Existem duas perguntas básicas que o facilitador deve responder a si mesmo. Elas
servem para esclarecer em que área(s) ele tem de tomar cuidado para não limitar a
oportunidade dos participantes de assumirem a responsabilidade pela
aprendizagem.
a) O que torna o papel de facilitador de programas experienciais atrativo para
mim?

As razões pelas quais alguém pode querer trabalhar com treinamentos e/ou
educação experiencial são muitas, e por isso vamos utilizar algumas generalizações
mais comuns para explorar um pouco o assunto.
• o amigo. Quer queos participantes gostem dele. Tem dificuldade de dizer não
para o grupo, e de manter as regras das atividades.

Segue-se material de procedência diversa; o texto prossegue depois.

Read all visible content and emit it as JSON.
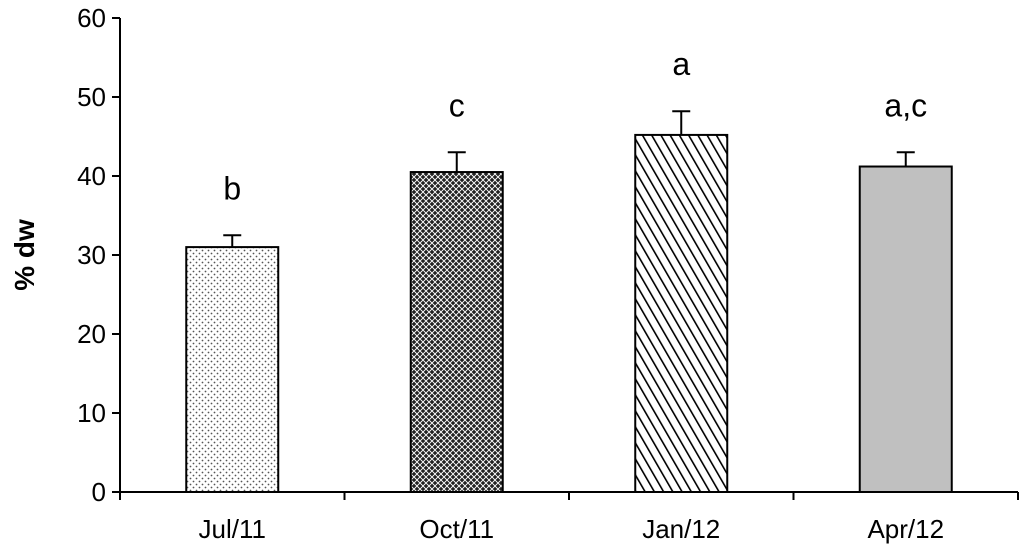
{
  "chart_data": {
    "type": "bar",
    "title": "",
    "xlabel": "",
    "ylabel": "% dw",
    "ylim": [
      0,
      60
    ],
    "yticks": [
      0,
      10,
      20,
      30,
      40,
      50,
      60
    ],
    "categories": [
      "Jul/11",
      "Oct/11",
      "Jan/12",
      "Apr/12"
    ],
    "values": [
      31,
      40.5,
      45.2,
      41.2
    ],
    "errors": [
      1.5,
      2.5,
      3.0,
      1.8
    ],
    "significance_labels": [
      "b",
      "c",
      "a",
      "a,c"
    ],
    "fills": [
      "fine-dots",
      "crosshatch",
      "diagonal-lines",
      "solid-gray"
    ],
    "colors": {
      "bar_outline": "#000000",
      "solid_fill": "#c0c0c0"
    },
    "grid": false,
    "legend": "none"
  }
}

• o ídolo. Quer ser admirado. Tem dificuldades de sair do “papel principal” e dá-lo
para os participantes.
• o professor. Quer ensinar, passar conhecimento. Tem de controlar-se para não
começar, inconscientemente, a dar dicas sobre o problema a ser resolvido pelo
grupo.
• o paternalista. Quer proteger os participantes, sofre ao vê-los em dificuldades e
acredita que sabe o que é melhor para eles.
b) Em qual papel eu suporto ou não, o aprendizado auto-responsável?
Um caso interessante, relativo ao aspecto de paternalismo, aconteceu conosco em
Outubro de 2002, durante um seminário para jovens socialmente desajustados em
Berlin.
Nós havíamos instalado um elemento high ropes chamado Postman’s Bridge em
uma floresta. Esta atividade consiste em um sistema de segurança acima de duas
cordas esticadas horizontalmente sobre um obstáculo, no caso um pequeno canyon
com uns 15 metros de profundidade. Os participantes poderiam atravessá-lo,
usando as duas cordas para as mãos e os pés, sendo assegurados por um sistema
de polias. Em um dos grupos, onde a acompanhante era uma professora que já
havia demonstrado algumas características da nossa generalização “paternalista”,
havia um jovem (vamos chamá-lo de Fritz) que, no início da atividade, já tinha
mencionado o quanto ele tinha medo de altura. Quase no fim da atividade, Fritz
havia juntado toda a coragem, e finalmente lá estava ele, no começo de uma
travessia. Ele estava impressionado com o que estava prestes a tentar, mas calmo
e decidido a dar o melhor de si para vencer o desafio. Após caminhar por uns
metros na corda, o chão começou a afastar-se, e na medida que Fritz progredia para
o meio do canyon as dúvidas se apossaram dele.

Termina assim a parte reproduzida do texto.